Romansa Bandung

Jejak Sejarah Terlupakan: Makam dan Nisan Misterius di Tengah Kota Bandung

Makam Letnan Tionghoa Pertama di Bandung

“Sebagian dari kompleks makam ini terkait erat dengan sejarah di Bandung. Sayangnya, banyak dari mereka yang sekarang sudah hampir terlupakan oleh warga sekitarnya.”

RomansaBandung.com – Di tengah hiruk-pikuk kota Bandung yang modern, tersembunyi sejumlah kompleks makam yang mengandung sejarah panjang dan kisah-kisah menarik.

Beberapa di antaranya bahkan terletak di tengah pusat kota, namun sering terabaikan oleh perubahan zaman.

Makam-makam ini menjadi tempat peristirahatan abadi bagi keluarga-keluarga yang telah lama berakar di kota Bandung.

Sebagian dari kompleks makam ini terkait erat dengan sejarah Pasar Baru di Bandung. Sayangnya, banyak dari mereka yang sekarang sudah hampir terlupakan oleh warga sekitarnya.

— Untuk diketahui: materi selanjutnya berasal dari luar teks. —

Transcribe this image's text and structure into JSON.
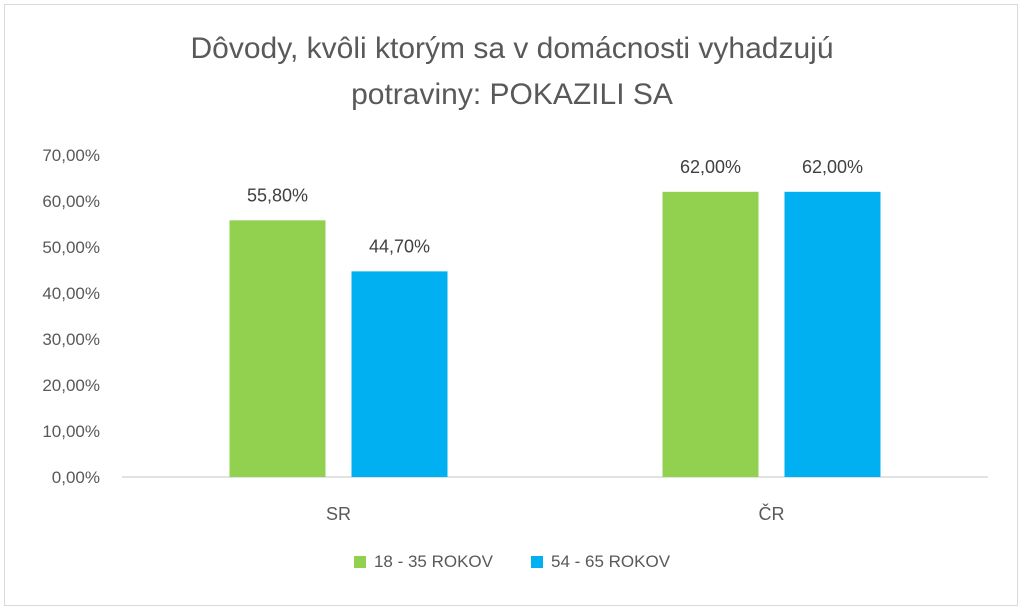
{
  "chart_data": {
    "type": "bar",
    "title_line1": "Dôvody, kvôli ktorým sa v domácnosti vyhadzujú",
    "title_line2": "potraviny: POKAZILI SA",
    "categories": [
      "SR",
      "ČR"
    ],
    "series": [
      {
        "name": "18 - 35 ROKOV",
        "color": "#92d050",
        "values": [
          55.8,
          62.0
        ],
        "labels": [
          "55,80%",
          "62,00%"
        ]
      },
      {
        "name": "54 - 65 ROKOV",
        "color": "#00b0f0",
        "values": [
          44.7,
          62.0
        ],
        "labels": [
          "44,70%",
          "62,00%"
        ]
      }
    ],
    "y_ticks": [
      "0,00%",
      "10,00%",
      "20,00%",
      "30,00%",
      "40,00%",
      "50,00%",
      "60,00%",
      "70,00%"
    ],
    "ylim": [
      0,
      70
    ],
    "grid": false,
    "legend": "bottom"
  }
}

Di jalan-jalan seperti Jl. Cipaganti, Jl. Siti Munigar, Jl. Sukajadi, Jl. Cihampelas, Jl. Kiaracondong, dan lainnya, makam-makam ini menjadi bagian dari sejarah yang semakin tenggelam dalam kepadatan perkotaan.

Meski demikian, ada pula kompleks makam yang masih terawat dengan baik karena berada di bawah pengawasan lembaga atau yayasan milik keluarga, seperti kompleks makam bupati Bandung yang terletak di Jl. Karanganyar dan Jl. Dalem Kaum.

Makam Letnan Pertama Tionghoa di Bandung

Namun, cerita menarik tidak hanya terbatas pada makam-makam. Beberapa nisan yang tersebar di sudut-sudut kota juga memiliki kisah uniknya sendiri.

Salah satu nisan yang baru-baru ini ditemukan adalah milik seorang pemimpin masyarakat Tionghoa di Bandung pada masa lalu, Luitenant Oeij Bouw Hoen.

Nisan ini ditemukan melekat pada tembok belakang sebuah rumah di tengah permukiman padat di Babakan Ciamis.

Sayangnya, sedikit yang dapat bercerita tentang nisan ini, karena mayoritas penduduk di sekitarnya adalah pendatang dari berbagai daerah lain di Pulau Jawa.

Pada masa penjajahan Hindia Belanda, pemerintah membagi masyarakat menjadi tiga golongan, yaitu Eropa, Timur Asing, dan Pribumi.

Setiap golongan memiliki mediator yang bertanggung jawab menjembatani hubungan antara warga dan pemerintah.

Di kalangan komunitas Tionghoa di sekitar Pasar Baru, ada seorang pemimpin yang bertanggung jawab atas berbagai aspek sosial warganya.

Pemimpin wilayah ini disebut sebagai wijkmeester, yang bekerja di bawah pengawasan seorang Letnan.

Meskipun komunitas Tionghoa di Bandung pada masa lalu relatif kecil dibandingkan dengan kota-kota besar lainnya seperti Batavia, Semarang, atau Surabaya, Bandung memiliki sejarahnya sendiri.

Jabatan wijkmeester tertinggi di Bandung hanya sampai tingkat Letnan, berbeda dengan kota-kota besar yang memiliki jabatan hingga Kapiten atau Mayor.

Kota Bandung hanya memiliki tiga Letnan Tionghoa, yang pertama adalah Luitenant Oeij Bouw Hoen, yang menjabat antara tahun 1881-1882.

Jabatan ini dilanjutkan oleh Tan Hay Long (1882-1888) dan kemudian oleh putranya, Tan Joen Liong (1888-1917).

Tan Hay Long sendiri adalah salah satu pendiri Klenteng Hiap Thian Kong (Kuil Para Dewa), yang sekarang dikenal sebagai Vihara Satya Budhi di Jl. Klenteng, Bandung.

Sebuah nisan yang terabaikan mengungkapkan sebagian dari warisan berharga ini di tengah gemerlapnya kota Bandung yang modern.